Easy. The author of the fog-bound prose could only have been a professor in a humanities department of a rich-world university writing after 1968. Judith Butler, to be precise, whose "anxiety-inducing obscurity" led the editors of Philosophy and Literature to declare her the runaway winner of 1998 Bad Writing Contest. Far from joining the judges in laughing her to scorn, however, Butler's colleagues have garlanded her with prizes and acclaimed her as one of the most profound thinkers of our age.

The respect universities accord her is not an isolated mistake. In a justly celebrated essay, Perry Anderson, an intellectual no critic would dare accuse of populism, looked back on the decades he spent at the Marxist theoretical journal New Left Review and bewailed a generation of academics who stuck with "standards of writing that would have left Marx or Morris speechless", and littered their work "with needless apparatuses, more for credential than intellectual purposes, circular references to authorities [and] complaisant self-citations".

No one denies that some branches of the humanities can be explained only in technical language – econometrics, logic and linguistics come to mind. The rest need not be, but no one who glances at the efforts of specialist journals or university publishing houses believes that the majority of academics are interested in making the literary effort a conversation with the public requires. John Carey told me that the overwhelming majority of his colleagues in English departments found the idea of addressing the ordinary, intelligent reader repugnant. They wrote for each other and did not take pains to make their writing attractive. On the contrary: "They tend to use obscure theoretical terms as if to signal their membership of an enclosed order, unconnected with the ordinary world. So the ordinary world wisely ignores them."
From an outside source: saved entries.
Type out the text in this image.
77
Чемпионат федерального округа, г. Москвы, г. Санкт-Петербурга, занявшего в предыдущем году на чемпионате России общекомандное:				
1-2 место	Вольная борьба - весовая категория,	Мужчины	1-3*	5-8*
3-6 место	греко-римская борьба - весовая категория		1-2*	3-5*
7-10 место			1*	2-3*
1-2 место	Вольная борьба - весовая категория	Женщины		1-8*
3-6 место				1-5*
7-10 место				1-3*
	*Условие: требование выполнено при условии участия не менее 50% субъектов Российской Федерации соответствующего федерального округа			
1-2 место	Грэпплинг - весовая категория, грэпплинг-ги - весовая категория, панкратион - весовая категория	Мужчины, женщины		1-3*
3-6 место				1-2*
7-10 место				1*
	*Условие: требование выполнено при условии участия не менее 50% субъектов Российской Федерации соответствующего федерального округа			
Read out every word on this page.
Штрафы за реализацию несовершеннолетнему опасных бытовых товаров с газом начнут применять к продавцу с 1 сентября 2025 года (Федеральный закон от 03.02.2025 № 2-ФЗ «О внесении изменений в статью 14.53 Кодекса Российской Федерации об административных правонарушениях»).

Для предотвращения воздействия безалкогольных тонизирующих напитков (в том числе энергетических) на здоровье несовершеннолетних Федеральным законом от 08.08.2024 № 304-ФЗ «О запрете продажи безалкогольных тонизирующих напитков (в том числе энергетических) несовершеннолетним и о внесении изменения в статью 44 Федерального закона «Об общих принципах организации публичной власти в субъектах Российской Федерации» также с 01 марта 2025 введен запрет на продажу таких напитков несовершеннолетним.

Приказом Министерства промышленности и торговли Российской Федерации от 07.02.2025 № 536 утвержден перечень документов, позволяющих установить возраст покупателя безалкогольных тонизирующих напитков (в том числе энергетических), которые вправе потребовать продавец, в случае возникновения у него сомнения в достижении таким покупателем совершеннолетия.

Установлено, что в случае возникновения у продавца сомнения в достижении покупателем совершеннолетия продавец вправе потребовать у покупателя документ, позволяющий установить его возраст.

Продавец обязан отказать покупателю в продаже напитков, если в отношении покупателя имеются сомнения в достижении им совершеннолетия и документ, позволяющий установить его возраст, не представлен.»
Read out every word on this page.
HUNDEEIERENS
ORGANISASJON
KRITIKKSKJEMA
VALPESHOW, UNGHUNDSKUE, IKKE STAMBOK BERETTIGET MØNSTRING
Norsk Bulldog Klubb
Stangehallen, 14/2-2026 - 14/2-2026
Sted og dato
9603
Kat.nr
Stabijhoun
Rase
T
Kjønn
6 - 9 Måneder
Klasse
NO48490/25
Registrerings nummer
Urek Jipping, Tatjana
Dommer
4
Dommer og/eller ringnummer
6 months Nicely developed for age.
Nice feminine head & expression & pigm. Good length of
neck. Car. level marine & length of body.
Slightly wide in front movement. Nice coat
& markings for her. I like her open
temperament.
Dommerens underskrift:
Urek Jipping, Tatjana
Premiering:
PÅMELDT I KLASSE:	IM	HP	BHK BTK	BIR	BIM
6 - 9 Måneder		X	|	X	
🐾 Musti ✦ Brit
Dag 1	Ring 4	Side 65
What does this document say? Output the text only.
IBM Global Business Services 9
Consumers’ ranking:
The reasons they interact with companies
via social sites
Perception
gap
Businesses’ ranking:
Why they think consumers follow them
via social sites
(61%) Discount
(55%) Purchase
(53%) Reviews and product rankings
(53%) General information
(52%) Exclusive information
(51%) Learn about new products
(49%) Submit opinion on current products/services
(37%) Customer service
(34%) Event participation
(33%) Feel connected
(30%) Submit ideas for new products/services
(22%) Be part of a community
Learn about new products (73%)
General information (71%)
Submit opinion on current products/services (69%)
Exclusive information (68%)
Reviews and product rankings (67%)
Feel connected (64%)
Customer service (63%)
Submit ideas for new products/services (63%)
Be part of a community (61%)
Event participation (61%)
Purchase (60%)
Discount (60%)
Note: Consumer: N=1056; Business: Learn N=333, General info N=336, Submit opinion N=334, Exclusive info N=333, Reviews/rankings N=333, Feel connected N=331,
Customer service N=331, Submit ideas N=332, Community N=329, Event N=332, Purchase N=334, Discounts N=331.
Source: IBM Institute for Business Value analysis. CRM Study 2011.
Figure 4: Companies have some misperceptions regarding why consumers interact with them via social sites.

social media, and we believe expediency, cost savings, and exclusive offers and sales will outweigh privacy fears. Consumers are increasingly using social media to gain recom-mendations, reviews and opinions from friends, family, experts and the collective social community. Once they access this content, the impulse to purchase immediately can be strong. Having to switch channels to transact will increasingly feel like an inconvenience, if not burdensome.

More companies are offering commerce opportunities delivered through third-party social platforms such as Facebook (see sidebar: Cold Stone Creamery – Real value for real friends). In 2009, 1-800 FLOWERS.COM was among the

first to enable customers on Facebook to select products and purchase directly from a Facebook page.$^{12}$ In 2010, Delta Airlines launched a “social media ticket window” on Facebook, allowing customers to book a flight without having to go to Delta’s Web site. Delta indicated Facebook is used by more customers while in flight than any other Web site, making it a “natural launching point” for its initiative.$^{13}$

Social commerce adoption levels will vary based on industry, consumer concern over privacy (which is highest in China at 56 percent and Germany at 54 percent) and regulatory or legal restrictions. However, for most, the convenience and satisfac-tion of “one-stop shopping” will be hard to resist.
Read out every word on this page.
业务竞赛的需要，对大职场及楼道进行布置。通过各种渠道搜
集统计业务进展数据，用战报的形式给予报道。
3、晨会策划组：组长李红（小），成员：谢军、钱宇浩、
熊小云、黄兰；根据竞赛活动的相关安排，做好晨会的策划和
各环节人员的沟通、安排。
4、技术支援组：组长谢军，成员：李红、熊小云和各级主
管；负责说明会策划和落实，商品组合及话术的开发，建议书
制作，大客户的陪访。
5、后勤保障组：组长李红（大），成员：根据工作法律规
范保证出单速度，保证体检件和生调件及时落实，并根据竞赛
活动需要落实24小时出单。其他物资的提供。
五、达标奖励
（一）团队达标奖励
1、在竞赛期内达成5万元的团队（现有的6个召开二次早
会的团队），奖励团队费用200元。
The comparison with the medieval church is too good to miss. A clerisy inhabits the arts, humanities and social science departments of the modern university as it inhabited the monasteries of Christendom. It speaks a language the laity cannot understand and cloaks its thought in obscurantist prose for fear that plain speaking will provoke accusations of heresy. Like the 16th-century defenders of the Latin liturgy, it is also wide open to attack.

Civil society is fighting with heartening gusto to protect British culture from the assault from the right. The defence of the few wild spaces on our overcrowded islands has stirred the romantic streak in the national character and propelled citizens who have never protested before to oppose government plans to privatise the forests. When this newspaper revealed that the Conservatives and Liberals were planning to stop the Booktrust charity giving free books to children and to cut school sports, public opinion forced the coalition to retreat from both policies. Philip Pullman's magnificent speech in support of public libraries has gone viral on the net. In the Commons, opposition MPs have accused David Cameron of aiming to succeed where Hitler failed by slashing the output of the BBC World Service, a far more valuable gift from Britain to the oppressed peoples of the planet than half the aid programmes the coalition funnels to dictatorships.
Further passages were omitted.